Background: Wilson disease is an inherited autosomal recessive disorder of copper metabolism resulting in pathological accumulation of copper in the liver, brain and other tissues. One of the reported manifestations is cardiac involvement.
Methods: We studied 42 patients with Wilson disease (19 men and 23 women, mean age 34 +/- 10 y) and 42 age- and sex-matched healthy volunteers. All subjects underwent complete echocardiographic examination; 24 h ECG Holter monitoring was performed in 23 Wilson disease patients.
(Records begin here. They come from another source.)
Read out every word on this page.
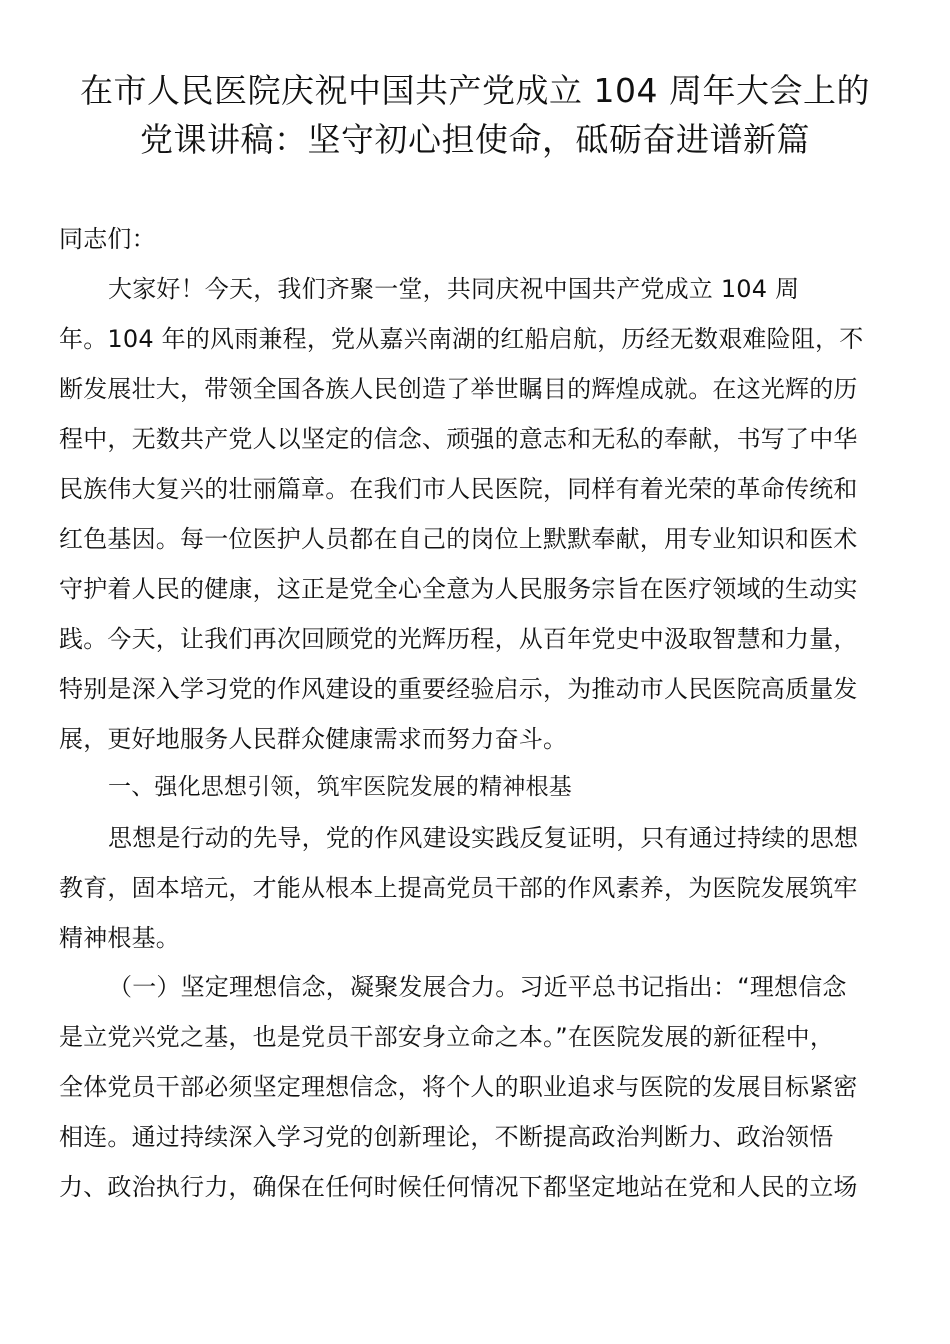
在市人民医院庆祝中国共产党成立 104 周年大会上的
党课讲稿：坚守初心担使命，砥砺奋进谱新篇
同志们：
大家好！今天，我们齐聚一堂，共同庆祝中国共产党成立 104 周
年。104 年的风雨兼程，党从嘉兴南湖的红船启航，历经无数艰难险阻，不
断发展壮大，带领全国各族人民创造了举世瞩目的辉煌成就。在这光辉的历
程中，无数共产党人以坚定的信念、顽强的意志和无私的奉献，书写了中华
民族伟大复兴的壮丽篇章。在我们市人民医院，同样有着光荣的革命传统和
红色基因。每一位医护人员都在自己的岗位上默默奉献，用专业知识和医术
守护着人民的健康，这正是党全心全意为人民服务宗旨在医疗领域的生动实
践。今天，让我们再次回顾党的光辉历程，从百年党史中汲取智慧和力量，
特别是深入学习党的作风建设的重要经验启示，为推动市人民医院高质量发
展，更好地服务人民群众健康需求而努力奋斗。
一、强化思想引领，筑牢医院发展的精神根基
思想是行动的先导，党的作风建设实践反复证明，只有通过持续的思想
教育，固本培元，才能从根本上提高党员干部的作风素养，为医院发展筑牢
精神根基。
（一）坚定理想信念，凝聚发展合力。习近平总书记指出：“理想信念
是立党兴党之基，也是党员干部安身立命之本。”在医院发展的新征程中，
全体党员干部必须坚定理想信念，将个人的职业追求与医院的发展目标紧密
相连。通过持续深入学习党的创新理论，不断提高政治判断力、政治领悟
力、政治执行力，确保在任何时候任何情况下都坚定地站在党和人民的立场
Results: In comparison to healthy subjects, patients with Wilson disease had increased thickness of the interventricular septum (9.5 +/- 1.4 vs 8.6+/-1.1 mm, p < 0.01) and left ventriclular (LV) posterior wall (9.1 +/- 1.3 vs 8.2 +/- 1.0 mm, p < 0.01). While the two groups did not differ in LV mass index, relative LV wall thickness was significantly increased in Wilson disease patients compared to control subjects (0.39 +/- 0.06 vs 0.34 +/- 0.04 p < 0.001). Concentric LV remodelling was present in 9 patients (21%) and LV hypertrophy in one patient. Systolic LV function showed a nonsignificant trend towards lower values in Wilson disease patients (EF 62 +/- 5% vs 64 +/- 50%, p = 0.06). Diastolic filling and the frequency of valvular abnormalities were comparable in both groups. The established echocardiographic abnormalities did not correlate with the type of Wilson disease manifestation, the presence of the His1069Gln mutation, laboratory parameters or the duration and type of therapy. Twenty-four-hour ECG Holter monitoring detected ECG abnormalities in 10 patients (42%), the most frequent findings being runs of supraventricular tachycardias and frequent supraventricular ectopic beats.
Conclusions: Cardiac involvement in Wilson disease patients was mild, characterized by LV parietal thickening with an increased prevalence of concentric LV remodelling and a relatively high frequency of benign supraventricular tachycardias and extrasystolic beats.